# Backyard pecking



## inebriatedonkey (10 mo ago)

Hi all,

I'm a bit worried about pecking in my three buff orpingtons - hope you can give some advice.

I live in the UK, where chickens are confined to their run because of bird flu. Pictured below - it's about 1.5m by 4.5m (maybe a bit bigger - I haven't measured), so I think big enough for the three.









I've noticed that one bird (Kwak) has lost the feathers on the back of her neck, and there is a tiny bit of dried blood. 









Is this likely to be pecking from the other birds - maybe because of boredom because they can't get out of the run like normal? If so, what do you suggest I do? I've tried to give them toys to play with (they have perches, a swing, a dust bath, and a xylophone), but to be honest they haven't been that interested in anything other than corn, which I give them a few handfuls of a day. I try to spread it round so they have some pecking to do (the floor of the run is mostly wood chippings). They have just one feeder/waterer, but with just three chickens I assumed they'll be fine.

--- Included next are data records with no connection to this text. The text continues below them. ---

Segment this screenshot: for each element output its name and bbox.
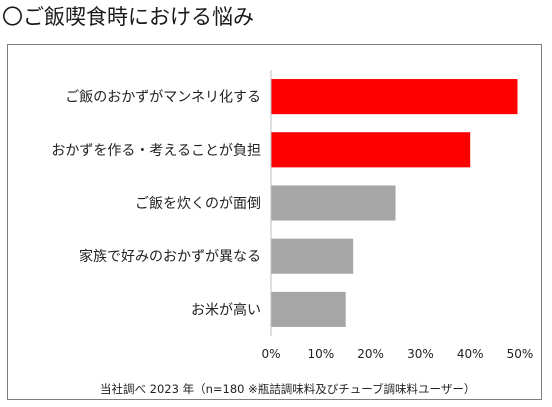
x-tick-label-40: 40% xyxy=(457,347,484,361)
x-tick-label-20: 20% xyxy=(357,347,384,361)
x-tick-label-50: 50% xyxy=(507,347,534,361)
bar-group xyxy=(271,79,518,327)
category-label-3: ご飯を炊くのが面倒 xyxy=(135,195,261,212)
bar-1 xyxy=(271,79,518,115)
chart-frame xyxy=(7,44,542,400)
category-label-4: 家族で好みのおかずが異なる xyxy=(79,248,261,265)
tick-label-group: 0% 10% 20% 30% 40% 50% xyxy=(261,347,533,361)
page-title: 〇ご飯喫食時における悩み xyxy=(2,5,254,29)
bar-5 xyxy=(271,291,346,327)
x-tick-label-10: 10% xyxy=(307,347,334,361)
x-tick-label-0: 0% xyxy=(261,347,280,361)
bar-4 xyxy=(271,238,354,274)
category-label-1: ご飯のおかずがマンネリ化する xyxy=(65,89,261,106)
source-footnote: 当社調べ 2023 年（n=180 ※瓶詰調味料及びチューブ調味料ユーザー） xyxy=(100,382,475,396)
bar-3 xyxy=(271,185,396,221)
category-label-2: おかずを作る・考えることが負担 xyxy=(51,143,261,159)
x-tick-label-30: 30% xyxy=(407,347,434,361)
bar-2 xyxy=(271,132,471,168)
category-label-group: ご飯のおかずがマンネリ化するおかずを作る・考えることが負担ご飯を炊くのが面倒家族… xyxy=(51,89,261,319)
category-label-5: お米が高い xyxy=(191,301,261,318)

Do I need to separate them? If so, what's the best thing to use for a temporary coop? I can fence off a bit of the run for Kwak if she needs it, but she'd need some protection from the weather at the moment. 

Thanks a lot!

Adam


----------



## robin416 (Sep 8, 2013)

Because you're in the UK it can make it difficult to tell you what product to get. Here in the states we have BluKote to use to mask the red of blood and to help heal the injury. You might be able to find recipes online to make your own if you don't have something comparable in the UK.

Hang a head of lettuce or cabbage just out of reach so they have to work to get at it. Or some treat in a net handing in the same way. See if there's a way to make them work to get at their corn.


----------